October 9 was the first cold day of fall. During the day, high winds flew through peoples’ hair and subtly bestowed kisses upon the tips of their noses. But when Wilco took the stage in Milwaukee, nobody minded the cold.
The three-part song “You Are My Face” opened the set gently as frontman Jeff Tweedy, bassist John Stirratt, and multi-instrumentalist Pat Sansone sang in harmony, “But I’ve turned to rust as we’ve discussed/though I must have let you down too many times/in the dirt and the dust.”
The second part consisted of Tweedy belting out his soul over a foot-stomping rhythm section that caused the audience to bob their heads and tap their feet. The song’s coda continued as a gentle hum, but this time the three-part harmony looked towards the future, singing, “I’m looking forward/toward the shadows tracing bones.”
The opening song came from Wilco’s new album that they are touring behind ***Sky Blue Sky***. It’s an album that lyrically finds the light in accepting things that humans cannot change.

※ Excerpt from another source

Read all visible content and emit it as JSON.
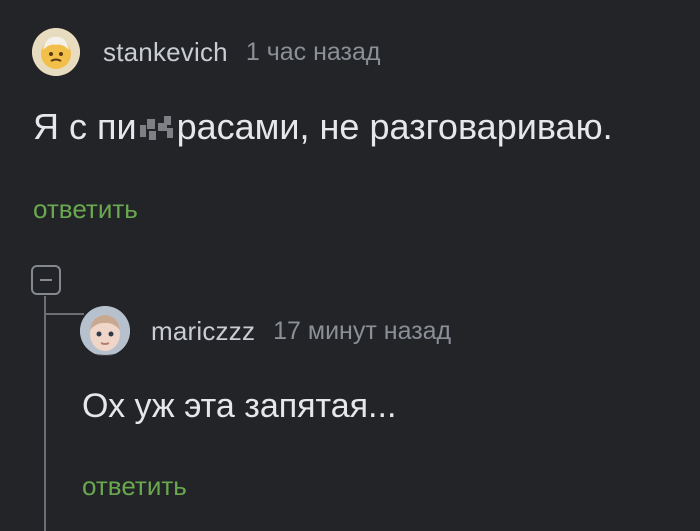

Musically, the sextet — Tweedy, Stirratt, Sansone, drummer Glenn Kotche, pianist Mikael Jorgensen, and guitarist Nels Cline — has always painted the backdrop to Tweedy’s lyrics, and on Tuesday night, the band stayed true to this rule. In fact, the new album sounded great live.

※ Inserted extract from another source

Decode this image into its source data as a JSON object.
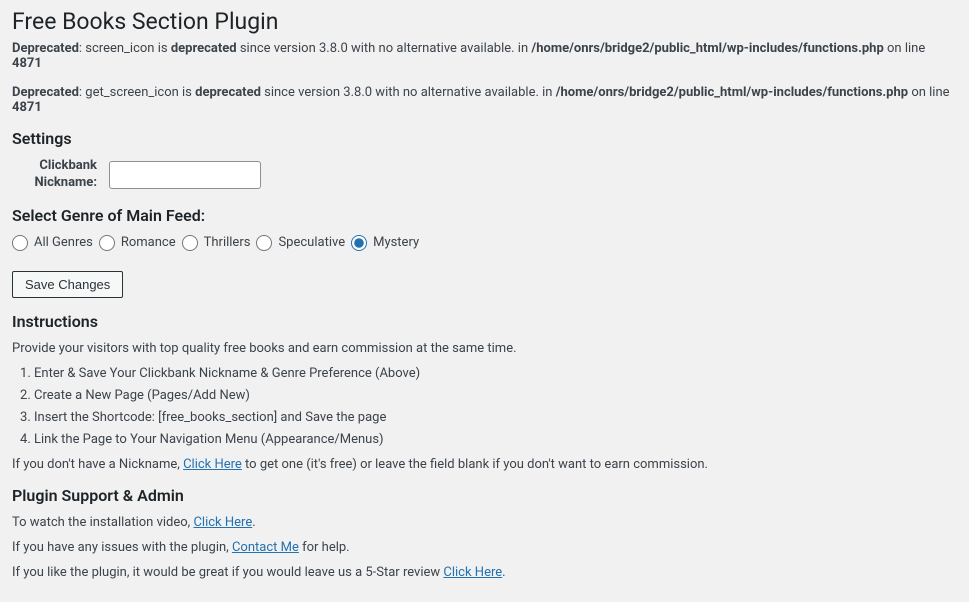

On “Impossible Germany,” as Tweedy sings a sincere letter to a lover, the three guitars of Tweedy, Cline, and Sansone brush together in and out like soft whispers into one’s ear. In ***Sky Blue Sky***, an old country shuffle slowly walks via brushes on the drums, lap steel, bass, and acoustic guitar.
During the chorus of “Hate It Here,” Kotche beats out pounding drum fills between the powerful guitar riffs to perfectly match Tweedy’s angst. While the band is touring behind their latest release, they reached far back into their catalog during the three encores.
There were rollicking rockers such as “Red Eyed and Blue”, “I Got You (At The End Of The Century),” “Casino Queen,” and “Outtasite (Outta Mind)” that would have made Keith Richards proud.
In “Too Far Apart” and “Hesitating Beauty,” Nels Cline — who has sometimes been ignorantly stereotyped as only an avant-garde guitarist — flew his fingers across his guitar while rocking and swinging the country blues.
But on the second to last song, Tweedy was alone. With his acoustic guitar in hand and without a PA system, he sang “Someone Else’s Song.” While the audience stood in silence in a moment of sublime americana, his voice rang throughout.
After the last song “Spiders (Kidsmoke),” the crowd slowly walked out of The Rave. Tomorrow was a Wednesday and the weather was expected to be colder, but Wilco fans left the building standing a little bit taller.